External financing forecast of $35bn overly inflated: economist
ISLAMABAD: The external financing requirement forecast at $35 billion for the current fiscal year seems grossly inflated which, a senior economist viewed, may have been projected by the IMF on the behest of the incumbent government.
“It is higher by at least $10 billion than the actual requirement of the country. It is part of the game plan to demonstrate there is no other option but to seek the IMF loan to avoid default,” said Dr Ashfaque Hassan Khan while talking to The News.
Khan said the current account deficit (CAD) was expanded to $17.4 billion by design for the last fiscal year because the incumbent regime wanted to see it at $19 billion.
Giving insights on how the current account deficit was tweaked to go up, the economist said the petroleum imports surged 103 percent in the last two months as the government had sourced $6.4 billion worth of fuels/oil just in order to build buffer stocks for a period of one month. “All of this is done on purpose to show the current account deficit has worsened,” he added.
Sharing the break-up of higher CAD for the last fiscal year, he said the government had imported $3.5 billion vaccines for Covid-19 pandemic and it was a one-off phenomenon. The government imported additional petroleum products worth $3 billion to reduce the CAD drastically in the current fiscal year, he added. He was of the view that the CAD could be reduced by up to $7 billion for the current fiscal year.

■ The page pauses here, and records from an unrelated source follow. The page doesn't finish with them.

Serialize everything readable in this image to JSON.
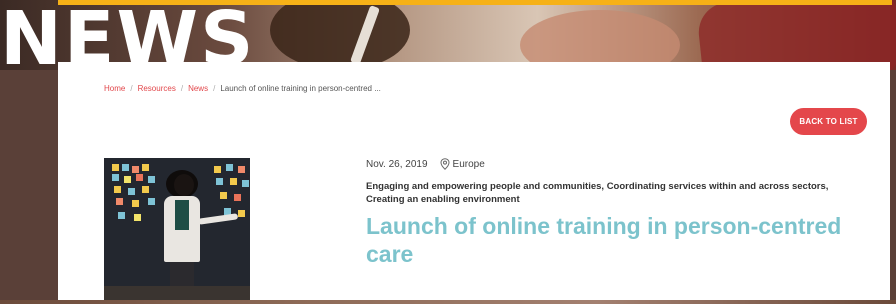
{
  "hero": {
    "title": "NEWS"
  },
  "breadcrumb": [
    {
      "label": "Home"
    },
    {
      "label": "Resources"
    },
    {
      "label": "News"
    },
    {
      "label": "Launch of online training in person-centred ..."
    }
  ],
  "back_button": {
    "label": "BACK TO LIST"
  },
  "article": {
    "date": "Nov. 26, 2019",
    "location": "Europe",
    "tags": "Engaging and empowering people and communities, Coordinating services within and across sectors, Creating an enabling environment",
    "title": "Launch of online training in person-centred care"
  },
  "colors": {
    "accent_red": "#e4474b",
    "title_teal": "#7cc3cc",
    "top_bar_yellow": "#f6b117"
  },
  "icons": {
    "location": "map-pin-icon"
  }
}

On external loan repayments, he said the government required $12 to $13 billion, so in totality the financing requirements could be curtailed at $20 billion. Khan further said that the loan rollover was being used as a tool to show increased debt servicing requirements.
“If the government has decided to build up its foreign exchange reserves by $5 billion, then they cannot be increased beyond $25 billion for the whole fiscal year.

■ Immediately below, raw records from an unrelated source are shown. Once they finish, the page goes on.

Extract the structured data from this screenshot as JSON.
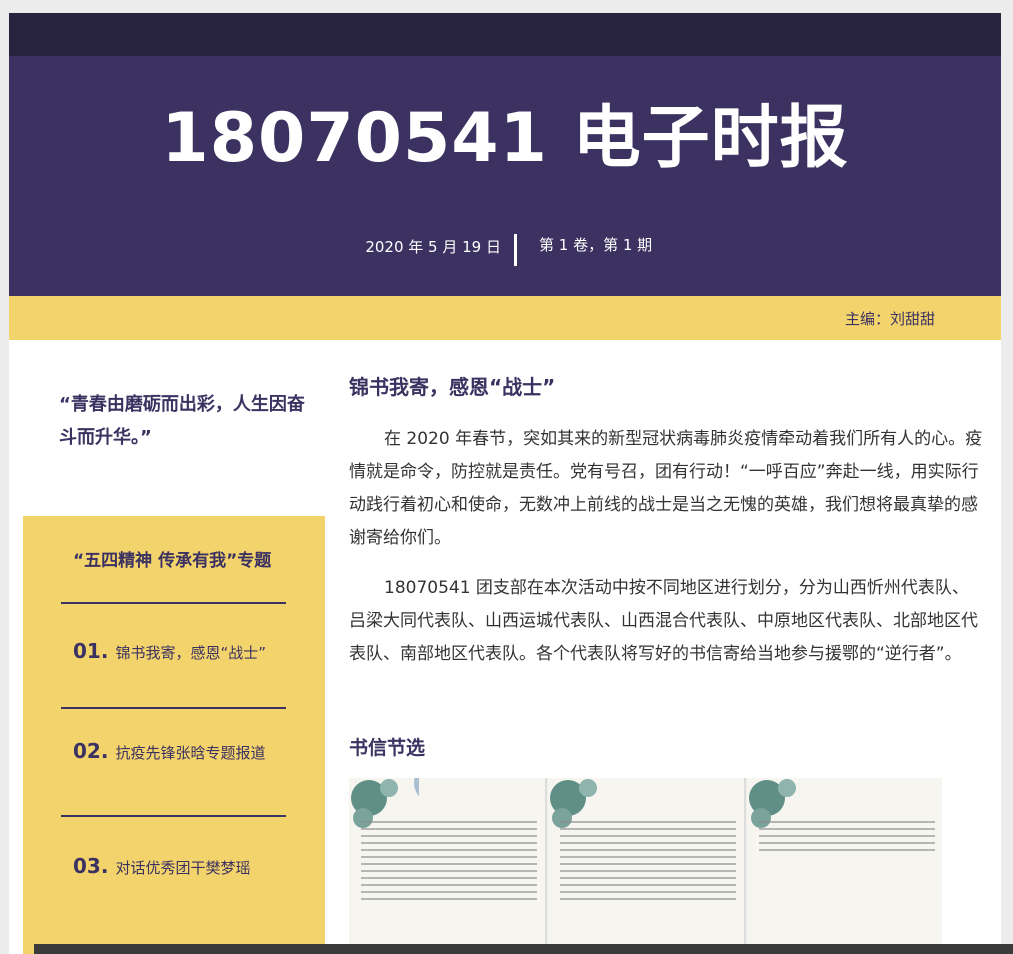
{
  "masthead": {
    "title": "18070541 电子时报",
    "date": "2020 年 5 月 19 日",
    "issue": "第 1 卷，第 1 期",
    "editor": "主编：刘甜甜"
  },
  "sidebar": {
    "quote": "“青春由磨砺而出彩，人生因奋斗而升华。”",
    "box_title": "“五四精神 传承有我”专题",
    "items": [
      {
        "num": "01.",
        "label": "锦书我寄，感恩“战士”"
      },
      {
        "num": "02.",
        "label": "抗疫先锋张晗专题报道"
      },
      {
        "num": "03.",
        "label": "对话优秀团干樊梦瑶"
      }
    ]
  },
  "article": {
    "title": "锦书我寄，感恩“战士”",
    "paragraphs": [
      "在 2020 年春节，突如其来的新型冠状病毒肺炎疫情牵动着我们所有人的心。疫情就是命令，防控就是责任。党有号召，团有行动！“一呼百应”奔赴一线，用实际行动践行着初心和使命，无数冲上前线的战士是当之无愧的英雄，我们想将最真挚的感谢寄给你们。",
      "18070541 团支部在本次活动中按不同地区进行划分，分为山西忻州代表队、吕梁大同代表队、山西运城代表队、山西混合代表队、中原地区代表队、北部地区代表队、南部地区代表队。各个代表队将写好的书信寄给当地参与援鄂的“逆行者”。"
    ],
    "section_title": "书信节选"
  },
  "colors": {
    "dark": "#27233f",
    "purple": "#3b3261",
    "yellow": "#f3d36c"
  }
}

However, the IMF and Pakistani authorities have assessed that Islamabad requires $34-$35 billion external financing and in addition the country was making efforts to get $4 billion more from friendly countries to stretch its total financing close to $39 billion for the current fiscal year.”
According to renowned economist and former finance minister Dr Hafiz A Pasha, the country’s external debt servicing requirements stand at $22 billion, including rollover of loans from bilateral creditors.

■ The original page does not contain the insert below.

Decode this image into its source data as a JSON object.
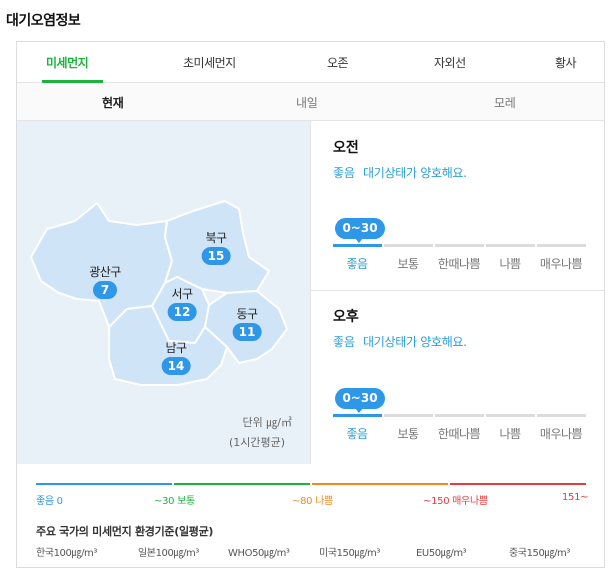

Talking to The News, Pasha said the CAD was estimated at around $10 billion for this fiscal year so the country actually needed a whopping $32 billion worth of external financing.
“The government also needs to jack up the country’s dwindling foreign currency reserves, which currently stood at $8.385 billion (held by the central bank), and were required to be increased to $17 billion.”
Dr Pasha said in total the country would have to arrange external financing worth $40 billion this fiscal year.
As the credit rating agencies had downgraded Pakistan’s ratings, the country would have to pay higher yield on its international bonds, he said, adding that the commercial borrowings would also become expansive. He said another alarming aspect was down-trending exports, which might persist in months ahead.
However, according to him, one redeeming factor could be cooling down world oil prices, which if they remained below $100 per barrel then Pakistan could reap some serious benefits. In the same breath, he warned that the country’s power sector was a cash black hole, causing its financing requirement to balloon to the tune of Rs1,650 billion per annum, which was more than the annual defence budget of the country.